I think they should make movies where the characters have the same name as the actors. To me, it is much more hard to believe that Kim Basinger is pretending to be someone named "Helen Naughahyde," or whatever, and she is the first lady of the United States, than to simply go into a movie and accept the fact that Kim Basinger is the first lady of the United States. That is a fact I could handle, and a country in which I could live. It could actually be fun to make movies this way, to subvert people's public personas (personae?) so that you have a movie where Tom Hanks turns out to have a meth lab in the back yard and America's Sweetheart Meg Ryan is actually battling a persistent case of Hepatitis-C. This would be much better than dealing with the stupid names movie characters have.
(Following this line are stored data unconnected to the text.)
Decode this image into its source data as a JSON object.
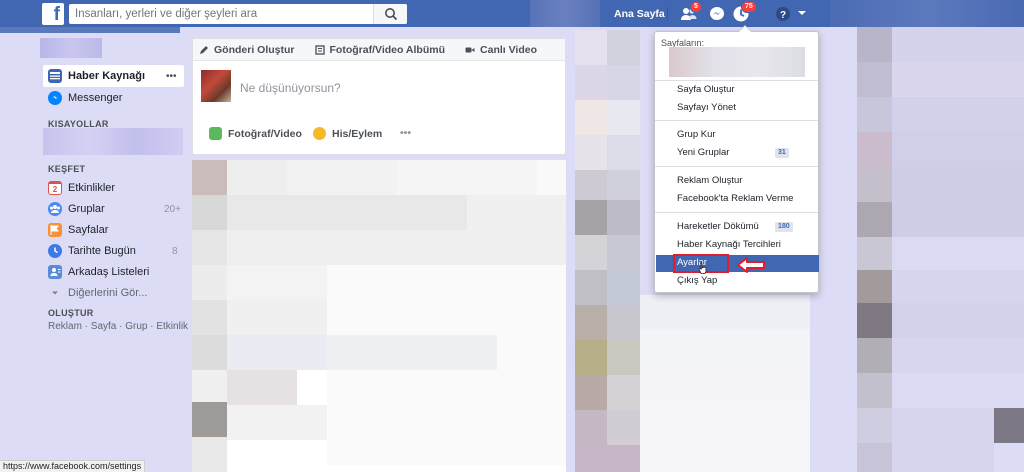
{
  "topbar": {
    "search_placeholder": "İnsanları, yerleri ve diğer şeyleri ara",
    "home_label": "Ana Sayfa",
    "friend_requests_badge": "5",
    "notifications_badge": "75"
  },
  "leftnav": {
    "news_feed": "Haber Kaynağı",
    "messenger": "Messenger",
    "shortcuts_header": "KISAYOLLAR",
    "explore_header": "KEŞFET",
    "explore_items": [
      {
        "label": "Etkinlikler",
        "count": ""
      },
      {
        "label": "Gruplar",
        "count": "20+"
      },
      {
        "label": "Sayfalar",
        "count": ""
      },
      {
        "label": "Tarihte Bugün",
        "count": "8"
      },
      {
        "label": "Arkadaş Listeleri",
        "count": ""
      },
      {
        "label": "Diğerlerini Gör...",
        "count": ""
      }
    ],
    "calendar_day": "2",
    "create_header": "OLUŞTUR",
    "create_links": "Reklam · Sayfa · Grup · Etkinlik"
  },
  "composer": {
    "tab_post": "Gönderi Oluştur",
    "tab_album": "Fotoğraf/Video Albümü",
    "tab_live": "Canlı Video",
    "placeholder": "Ne düşünüyorsun?",
    "action_photo": "Fotoğraf/Video",
    "action_feeling": "His/Eylem",
    "action_more": "•••"
  },
  "dropdown": {
    "pages_header": "Sayfaların:",
    "items": {
      "create_page": "Sayfa Oluştur",
      "manage_pages": "Sayfayı Yönet",
      "create_group": "Grup Kur",
      "new_groups": "Yeni Gruplar",
      "new_groups_count": "31",
      "create_ad": "Reklam Oluştur",
      "advertise": "Facebook'ta Reklam Verme",
      "activity_log": "Hareketler Dökümü",
      "activity_log_count": "180",
      "news_feed_prefs": "Haber Kaynağı Tercihleri",
      "settings": "Ayarlar",
      "logout": "Çıkış Yap"
    }
  },
  "statusbar": {
    "url": "https://www.facebook.com/settings"
  },
  "colors": {
    "brand": "#4267b2",
    "highlight_box": "#e01e2b",
    "background": "#dcdcf6"
  }
}
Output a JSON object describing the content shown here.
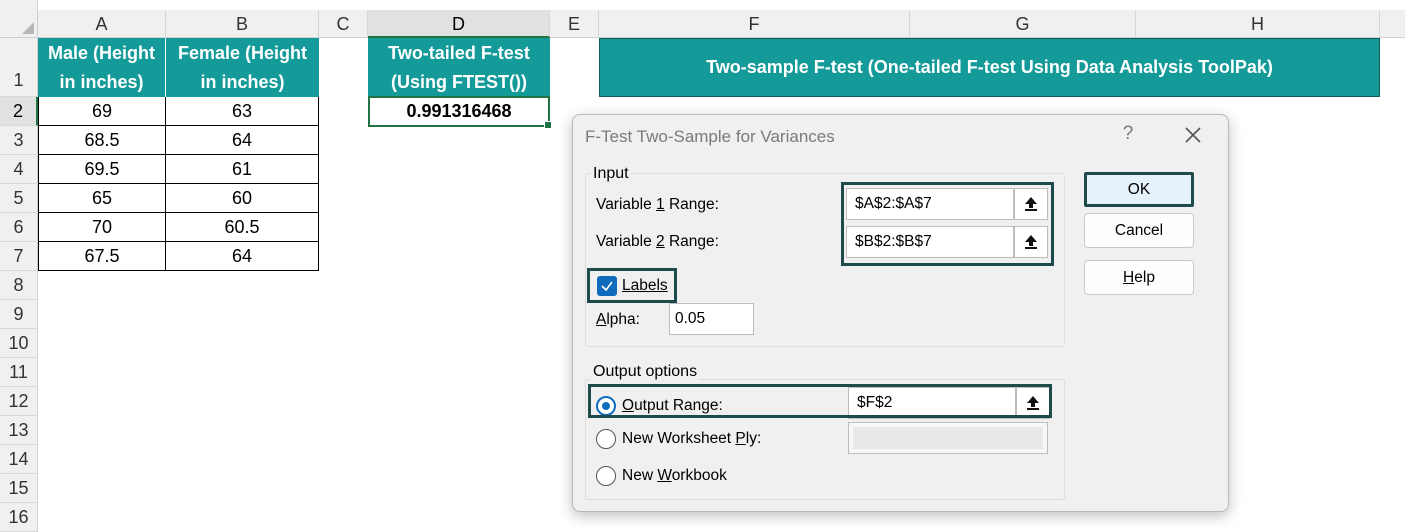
{
  "columns": [
    "A",
    "B",
    "C",
    "D",
    "E",
    "F",
    "G",
    "H"
  ],
  "rows": [
    "1",
    "2",
    "3",
    "4",
    "5",
    "6",
    "7",
    "8",
    "9",
    "10",
    "11",
    "12",
    "13",
    "14",
    "15",
    "16"
  ],
  "sheet": {
    "male_header_line1": "Male (Height",
    "male_header_line2": "in inches)",
    "female_header_line1": "Female (Height",
    "female_header_line2": "in inches)",
    "male_values": [
      "69",
      "68.5",
      "69.5",
      "65",
      "70",
      "67.5"
    ],
    "female_values": [
      "63",
      "64",
      "61",
      "60",
      "60.5",
      "64"
    ],
    "ftest_header_line1": "Two-tailed F-test",
    "ftest_header_line2": "(Using FTEST())",
    "ftest_value": "0.991316468",
    "banner": "Two-sample F-test (One-tailed F-test Using Data Analysis ToolPak)"
  },
  "dialog": {
    "title": "F-Test Two-Sample for Variances",
    "help_glyph": "?",
    "input_group": "Input",
    "var1_label_pre": "Variable ",
    "var1_label_key": "1",
    "var1_label_post": " Range:",
    "var1_value": "$A$2:$A$7",
    "var2_label_pre": "Variable ",
    "var2_label_key": "2",
    "var2_label_post": " Range:",
    "var2_value": "$B$2:$B$7",
    "labels_checkbox": "Labels",
    "labels_checked": true,
    "alpha_label_key": "A",
    "alpha_label_rest": "lpha:",
    "alpha_value": "0.05",
    "output_group": "Output options",
    "output_range_key": "O",
    "output_range_rest": "utput Range:",
    "output_range_value": "$F$2",
    "new_ws_pre": "New Worksheet ",
    "new_ws_key": "P",
    "new_ws_rest": "ly:",
    "new_ws_value": "",
    "new_wb_pre": "New ",
    "new_wb_key": "W",
    "new_wb_rest": "orkbook",
    "selected_output": "Output Range",
    "ok": "OK",
    "cancel": "Cancel",
    "help_key": "H",
    "help_rest": "elp"
  },
  "colors": {
    "teal_header": "#159a9a",
    "highlight_border": "#1d4b4b",
    "excel_green": "#217346",
    "checkbox_blue": "#0f6cbd"
  }
}
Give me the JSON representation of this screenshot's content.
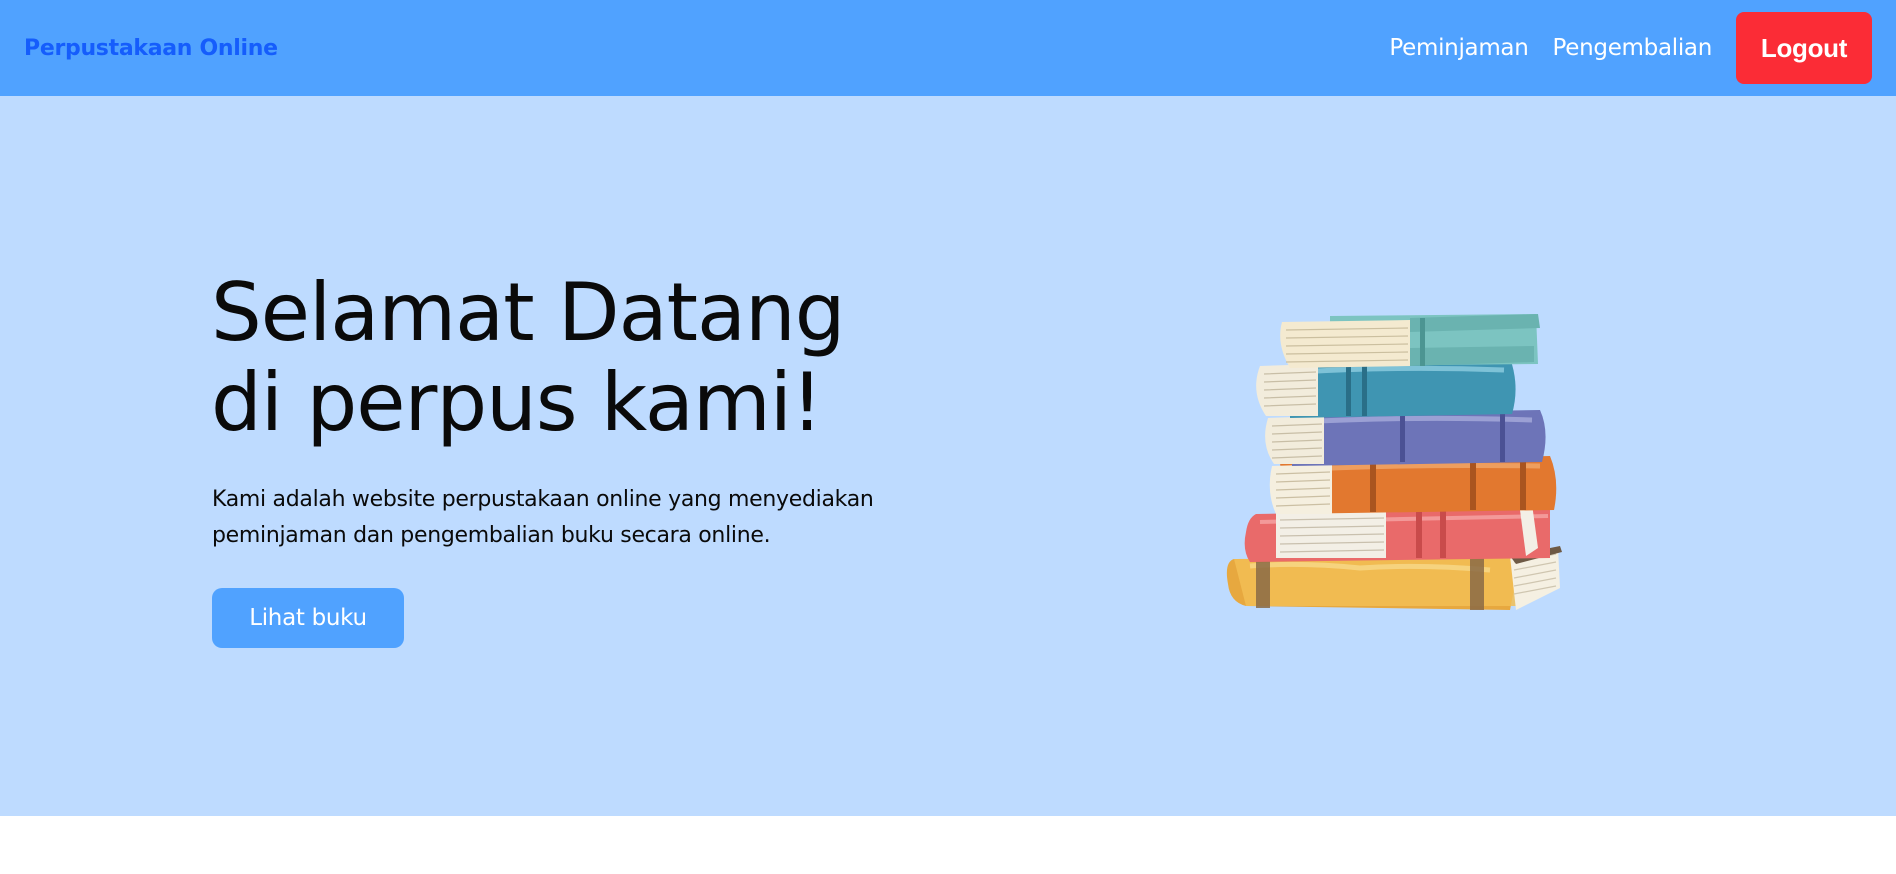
{
  "navbar": {
    "brand": "Perpustakaan Online",
    "links": [
      "Peminjaman",
      "Pengembalian"
    ],
    "logout_label": "Logout",
    "colors": {
      "background": "#50a2ff",
      "brand": "#155dfc",
      "logout": "#fb2c36"
    }
  },
  "hero": {
    "title_lines": [
      "Selamat Datang",
      "di perpus kami!"
    ],
    "description_lines": [
      "Kami adalah website perpustakaan online yang menyediakan",
      "peminjaman dan pengembalian buku secara online."
    ],
    "cta_label": "Lihat buku",
    "illustration": "book-stack-illustration",
    "background": "#bedbff"
  }
}
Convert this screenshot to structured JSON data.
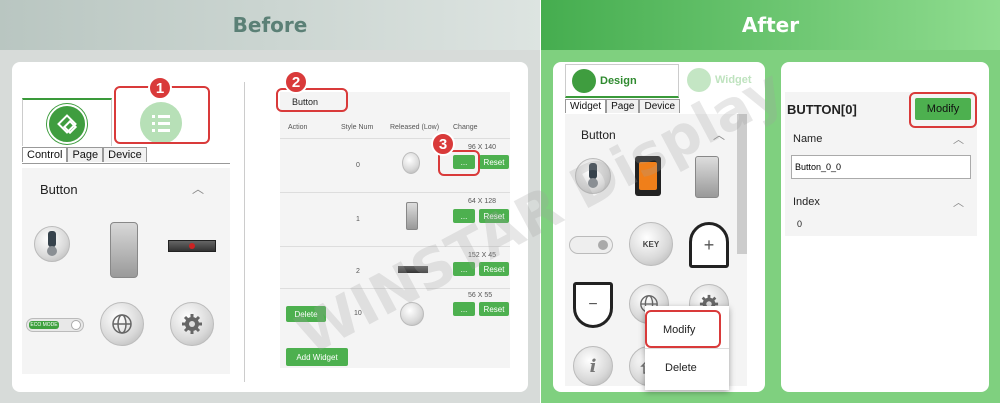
{
  "before": {
    "header": "Before",
    "tabs": [
      "Control",
      "Page",
      "Device"
    ],
    "section_title": "Button",
    "badges": [
      "1",
      "2",
      "3"
    ],
    "button_tab_label": "Button",
    "table_headers": [
      "Action",
      "Style Num",
      "Released (Low)",
      "Change"
    ],
    "rows": [
      {
        "style_num": "0",
        "size": "96 X 140",
        "btn": "...",
        "reset": "Reset"
      },
      {
        "style_num": "1",
        "size": "64 X 128",
        "btn": "...",
        "reset": "Reset"
      },
      {
        "style_num": "2",
        "size": "152 X 45",
        "btn": "...",
        "reset": "Reset"
      },
      {
        "style_num": "10",
        "size": "56 X 55",
        "btn": "...",
        "reset": "Reset",
        "action": "Delete"
      }
    ],
    "add_widget": "Add Widget",
    "eco_label": "ECO MODE"
  },
  "after": {
    "header": "After",
    "design_label": "Design",
    "widget_label": "Widget",
    "tabs": [
      "Widget",
      "Page",
      "Device"
    ],
    "section_title": "Button",
    "key_label": "KEY",
    "context_menu": [
      "Modify",
      "Delete"
    ],
    "props_title": "BUTTON[0]",
    "modify_button": "Modify",
    "name_label": "Name",
    "name_value": "Button_0_0",
    "index_label": "Index",
    "index_value": "0"
  },
  "watermark": "WINSTAR Display"
}
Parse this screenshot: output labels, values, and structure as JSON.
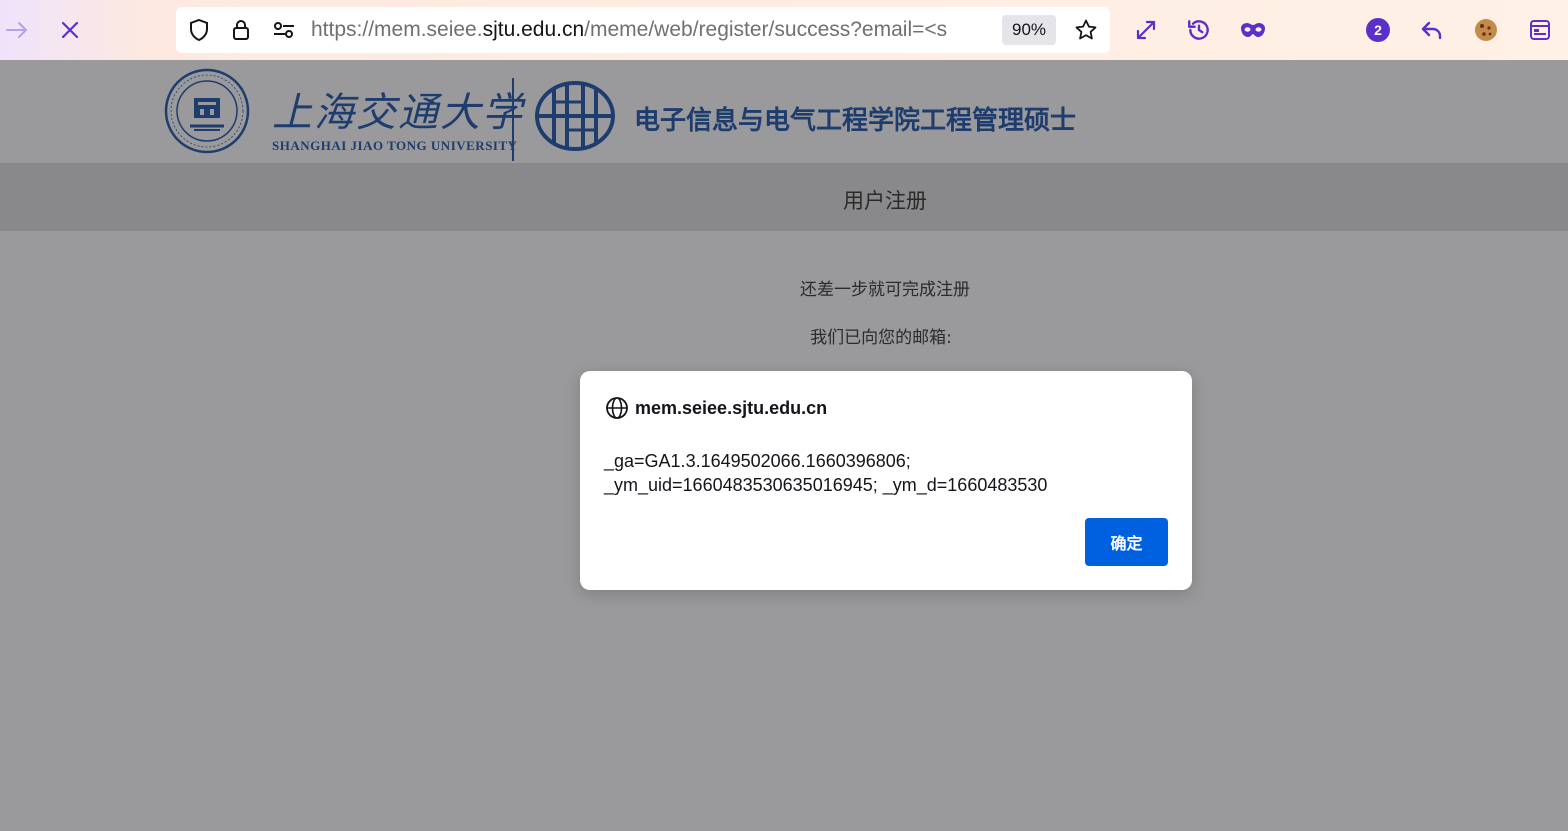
{
  "browser": {
    "url_host_prefix": "https://mem.seiee.",
    "url_host": "sjtu.edu.cn",
    "url_path": "/meme/web/register/success?email=<s",
    "zoom": "90%",
    "badge_count": "2",
    "colors": {
      "accent": "#5b2fc9",
      "nav_back": "#b79ff0"
    }
  },
  "header": {
    "sjtu_name_cn": "上海交通大学",
    "sjtu_name_en": "SHANGHAI JIAO TONG UNIVERSITY",
    "school_title": "电子信息与电气工程学院工程管理硕士"
  },
  "page": {
    "title": "用户注册",
    "line1": "还差一步就可完成注册",
    "line2": "我们已向您的邮箱:"
  },
  "dialog": {
    "host": "mem.seiee.sjtu.edu.cn",
    "message_line1": "_ga=GA1.3.1649502066.1660396806;",
    "message_line2": "_ym_uid=1660483530635016945; _ym_d=1660483530",
    "ok_label": "确定",
    "colors": {
      "button": "#0061e0"
    }
  }
}
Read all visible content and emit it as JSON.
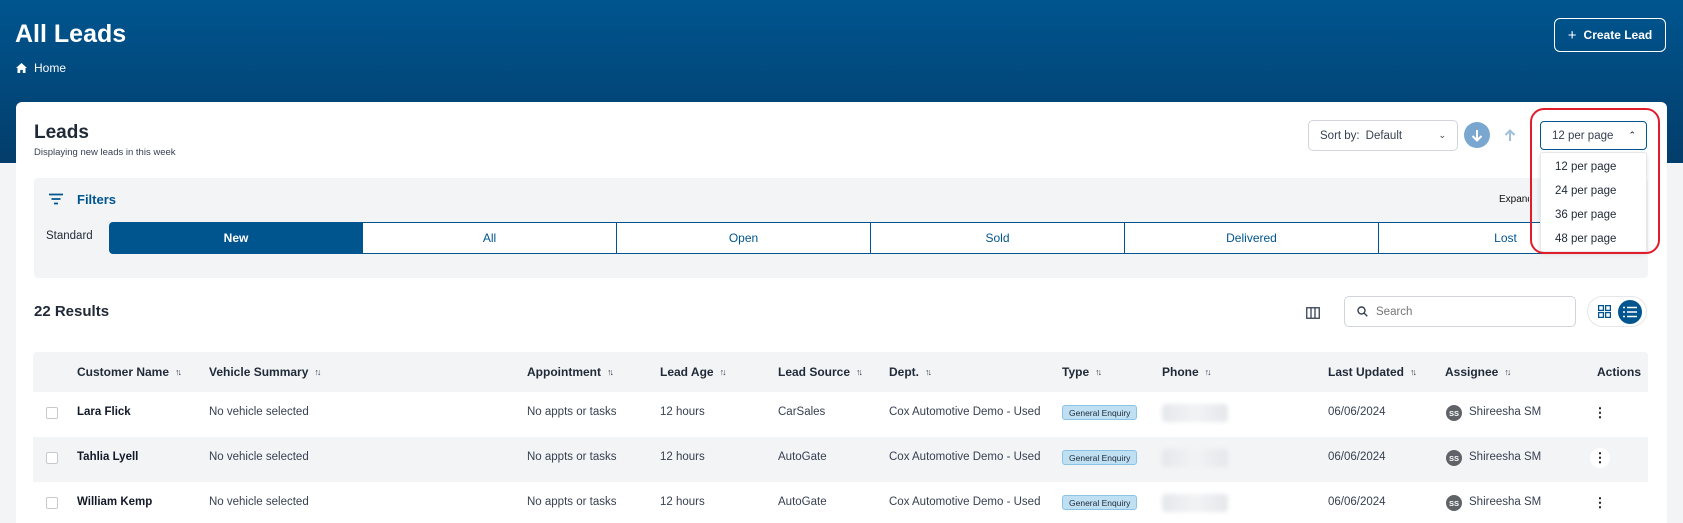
{
  "header": {
    "title": "All Leads",
    "breadcrumb": "Home",
    "create_button": "Create Lead"
  },
  "leads_panel": {
    "title": "Leads",
    "subtitle": "Displaying new leads in this week",
    "sort_label": "Sort by:",
    "sort_value": "Default",
    "per_page_value": "12 per page",
    "per_page_options": [
      "12 per page",
      "24 per page",
      "36 per page",
      "48 per page"
    ]
  },
  "filters": {
    "label": "Filters",
    "expand_label": "Expand All",
    "standard_label": "Standard",
    "tabs": [
      "New",
      "All",
      "Open",
      "Sold",
      "Delivered",
      "Lost"
    ],
    "active_tab": "New"
  },
  "results": {
    "count_label": "22 Results",
    "search_placeholder": "Search"
  },
  "table": {
    "columns": [
      "Customer Name",
      "Vehicle Summary",
      "Appointment",
      "Lead Age",
      "Lead Source",
      "Dept.",
      "Type",
      "Phone",
      "Last Updated",
      "Assignee",
      "Actions"
    ],
    "rows": [
      {
        "name": "Lara Flick",
        "vehicle": "No vehicle selected",
        "appointment": "No appts or tasks",
        "age": "12 hours",
        "source": "CarSales",
        "dept": "Cox Automotive Demo - Used",
        "type": "General Enquiry",
        "updated": "06/06/2024",
        "assignee_initials": "SS",
        "assignee": "Shireesha SM"
      },
      {
        "name": "Tahlia Lyell",
        "vehicle": "No vehicle selected",
        "appointment": "No appts or tasks",
        "age": "12 hours",
        "source": "AutoGate",
        "dept": "Cox Automotive Demo - Used",
        "type": "General Enquiry",
        "updated": "06/06/2024",
        "assignee_initials": "SS",
        "assignee": "Shireesha SM"
      },
      {
        "name": "William Kemp",
        "vehicle": "No vehicle selected",
        "appointment": "No appts or tasks",
        "age": "12 hours",
        "source": "AutoGate",
        "dept": "Cox Automotive Demo - Used",
        "type": "General Enquiry",
        "updated": "06/06/2024",
        "assignee_initials": "SS",
        "assignee": "Shireesha SM"
      }
    ]
  },
  "colors": {
    "brand": "#00558f",
    "highlight": "#e11d2b",
    "badge": "#bfe0f3"
  }
}
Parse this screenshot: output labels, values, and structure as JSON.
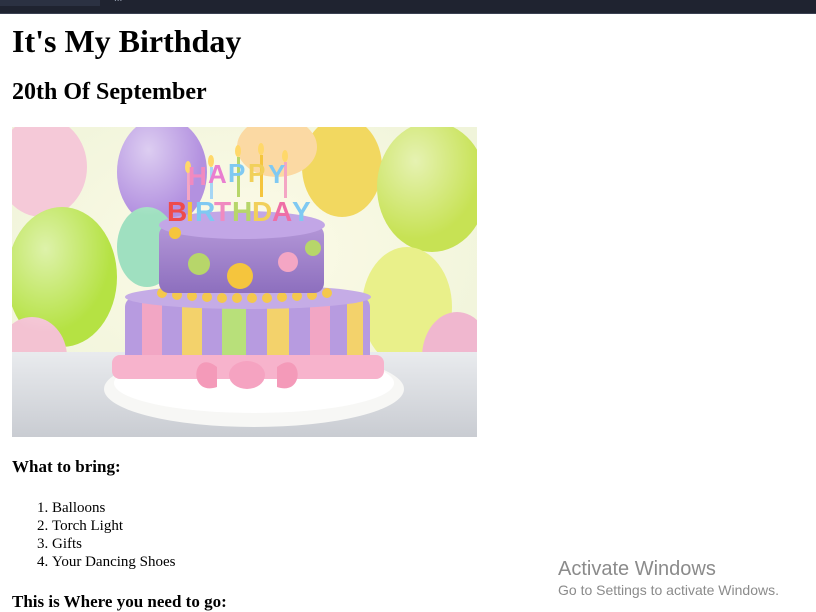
{
  "browser": {
    "address_text": "...",
    "bar_color": "#1f2330"
  },
  "page": {
    "title": "It's My Birthday",
    "date": "20th Of September",
    "image_icon": "birthday-cake-image",
    "bring_heading": "What to bring:",
    "bring_items": [
      "Balloons",
      "Torch Light",
      "Gifts",
      "Your Dancing Shoes"
    ],
    "location_heading": "This is Where you need to go:"
  },
  "watermark": {
    "title": "Activate Windows",
    "subtitle": "Go to Settings to activate Windows."
  }
}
....One more thing that happened this weekend. We were sitting around debating the constant family issue of whether I need new clothes, and trying to end the discussion, I said they could just buy me new jeans for Christmas. My parents looked at each other, then said: "Well, when we got married Grandma and Pap Pap started to just give us a check for Christmas. We won't really do the whole pile of presents anymore, since you're married and all grown up. Also, you have to buy a gift for Grandma and Pap Pap yourself now. We won't sign your name on the card anymore."
What?! If someone had told me that getting married would be the death knell of Christmas, I would have reconsidered. If only I had known! I think back to last Christmas when I blindly and stupidly enjoyed the familiar pile of gifts and loot. This year, I'll run downstairs to find... an envelope. With a check in it. That I have to share. That is not the Christmas ideal I know and honor.